= Buddhi Vardhak Sabha =

The Buddhi Vardhak Sabha (Society for Advancement of Knowledge), also known as the Buddhi Vardhak Hindu Sabha, was a socio-religious reform organization in Bombay (now Mumbai), in British India. It was founded in 1851 by the members of another Bombay reform association, the Jnayan Prasarak Mandali, whose members included Narmadashankar Dave (Narmad) and his fellow writers. The Jnayan Prasarak Mandali was a branch of the Students' Literary and Scientific Society of the Elphinstone Institution (now Elphinstone College).

The aim and object of the Buddhi Vardhak Sabha was to work for the social welfare of the Gujarati Hindu people, and to awaken public opinion for social change through lectures, debates and writings. Other founding members included Pranlal Mathurdas, Mohanlal Ranchhoddas Jhaveri, Karsandas Mulji, and Dalpatram.

==History==
Bombay's Elphinstone Institution played an instrumental role in providing an intellectual background for the reform movements in Western India. In June 1848, its students started the Students' Literary and Scientific Society. In September 1848, two other branches of this society were established, one Gujarati, and the other Marathi. The Gujarati branch was known as Jnayan Prasarak Mandali (Society for Promotion of Knowledge), and was presided by Ranchhoddas Girdharbhai Jhaveri. Most of the members of this Mandali were Parsi students.

In 1850, the young Hindu members of the Jnayan Prasarak Mandali felt that a special organization was necessary to devote more attention to Hindu welfare. Accordingly, in June 1850, Narmad, with friends including Mayaram Shambhunath, Kalyanji Shivlal, and Narandas Kalyandas, founded the Juvan Purushoni Anyonya Buddhi Vardhak Sabha with the aim of furthering Hindu discussion of reforms. Narmad was its president.

On 23 March 1851, the decision was made to broaden the society's focus, and change its name to Buddhi Vardhak Hindu Sabha. The first meeting was held that same day, and rules adopted. Pranlal Mathurdas was appointed as the first president of the Buddhi Vardhak Hindu Sabha, with Mohanlal Ranchhoddas Jhaveri and Kishorlal respectively as secretary and treasurer. 70 members enrolled at the inaugural meeting, for a fee of Rs. 2 per month. According to the Sabha's rules, membership was restricted to Hindu people. Others, however, were invited to take part in the discussion.

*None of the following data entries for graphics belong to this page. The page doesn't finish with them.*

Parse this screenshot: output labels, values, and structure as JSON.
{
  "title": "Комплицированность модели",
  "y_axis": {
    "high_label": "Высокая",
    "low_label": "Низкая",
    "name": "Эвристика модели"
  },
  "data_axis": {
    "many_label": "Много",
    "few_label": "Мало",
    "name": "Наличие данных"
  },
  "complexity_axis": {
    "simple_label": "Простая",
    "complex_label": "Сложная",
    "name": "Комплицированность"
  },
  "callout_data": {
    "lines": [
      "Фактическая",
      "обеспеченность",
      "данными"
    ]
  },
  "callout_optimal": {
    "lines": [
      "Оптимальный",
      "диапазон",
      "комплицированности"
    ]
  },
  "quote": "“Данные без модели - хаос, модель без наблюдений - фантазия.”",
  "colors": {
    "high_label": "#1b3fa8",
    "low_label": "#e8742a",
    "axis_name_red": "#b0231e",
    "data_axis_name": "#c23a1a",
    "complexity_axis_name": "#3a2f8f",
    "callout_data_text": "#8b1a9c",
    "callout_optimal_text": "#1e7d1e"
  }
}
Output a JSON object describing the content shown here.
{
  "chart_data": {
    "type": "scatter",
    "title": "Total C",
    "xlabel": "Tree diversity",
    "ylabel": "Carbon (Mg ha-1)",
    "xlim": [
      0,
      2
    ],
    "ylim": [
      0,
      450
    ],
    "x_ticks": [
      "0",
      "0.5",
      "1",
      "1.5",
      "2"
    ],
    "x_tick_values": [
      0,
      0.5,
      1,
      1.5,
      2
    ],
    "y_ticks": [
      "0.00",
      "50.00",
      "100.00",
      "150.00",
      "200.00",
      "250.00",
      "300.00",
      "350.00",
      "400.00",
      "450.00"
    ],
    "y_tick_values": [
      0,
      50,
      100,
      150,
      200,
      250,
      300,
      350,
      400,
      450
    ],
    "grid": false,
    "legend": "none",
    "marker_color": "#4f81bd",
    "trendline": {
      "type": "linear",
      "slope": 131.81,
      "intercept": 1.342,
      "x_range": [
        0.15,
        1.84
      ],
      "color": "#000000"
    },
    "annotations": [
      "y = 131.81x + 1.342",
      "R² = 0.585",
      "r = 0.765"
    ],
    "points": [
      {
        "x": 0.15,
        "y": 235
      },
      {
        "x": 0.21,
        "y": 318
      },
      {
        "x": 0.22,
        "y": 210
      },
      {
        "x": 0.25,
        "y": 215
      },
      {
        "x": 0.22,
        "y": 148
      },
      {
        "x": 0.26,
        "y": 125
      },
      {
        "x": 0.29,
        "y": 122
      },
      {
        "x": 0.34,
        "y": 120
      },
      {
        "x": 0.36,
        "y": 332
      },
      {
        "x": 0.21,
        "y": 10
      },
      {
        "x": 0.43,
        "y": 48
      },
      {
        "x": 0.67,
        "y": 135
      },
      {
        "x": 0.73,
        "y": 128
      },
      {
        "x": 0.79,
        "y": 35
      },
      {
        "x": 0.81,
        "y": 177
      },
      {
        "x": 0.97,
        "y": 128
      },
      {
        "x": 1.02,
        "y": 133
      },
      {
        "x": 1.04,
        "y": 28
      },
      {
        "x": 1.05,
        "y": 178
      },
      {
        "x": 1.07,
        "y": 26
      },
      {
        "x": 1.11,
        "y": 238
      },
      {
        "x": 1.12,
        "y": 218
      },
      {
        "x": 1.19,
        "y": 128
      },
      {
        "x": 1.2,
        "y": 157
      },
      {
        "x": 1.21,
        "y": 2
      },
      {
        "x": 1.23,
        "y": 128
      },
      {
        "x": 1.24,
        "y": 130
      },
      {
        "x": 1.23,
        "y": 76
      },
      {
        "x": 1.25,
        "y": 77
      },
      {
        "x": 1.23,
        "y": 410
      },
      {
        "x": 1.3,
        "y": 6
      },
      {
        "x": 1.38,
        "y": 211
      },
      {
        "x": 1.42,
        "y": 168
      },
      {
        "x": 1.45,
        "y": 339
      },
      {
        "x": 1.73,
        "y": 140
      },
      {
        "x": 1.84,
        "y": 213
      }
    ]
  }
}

Over the next 20 years, the Buddhi Vardhak Hindu Sabha and its members played an important role in the social reform movements of Bombay city and other cities of Gujarat. The Sabha's status began to decline after 1876, with the gradual demise of its founders.

==Publication==
In 1851, the Buddhi Vardhak Sabha began publication of a monthly journal, Buddhi Vardhak Granth, of which Narmad assumed the editorship. The first issue was published in 1851, the second and third issues appearing in 1953. Regular publication began from March 1856. Articles published dealt mainly with social issues.

==Activities==
The main object of the Buddhi Vardhak Sabha was to awaken the social consciousness of Hindu people through debate, talks and writings. Prominent speakers were to be invited, and each meeting devoted to the discussion of a particular problem and consideration of how to solve it.

In May 1851, the Sabha's members started Bombay's first schools for Hindu girls, one in the Fort area, and another near Bhuleshwar. Members of the Sabha, and students of the Elphinstone Institution, volunteered to teach in these girls' schools. The Buddhi Vardhak Sabha offered prizes for the best essays written on topics of social importance.

The Buddhi Vardhak Sabha's activities were supported by wealthy Gujarati patrons, including Sheth Mangaldas Nathubhai, Laxmidas Khimji, and Gokuldas Tejpal, and by Maharashtrian reformers like Dadoba Pandurang, Atmaram Pandurang, and Bhau Daji.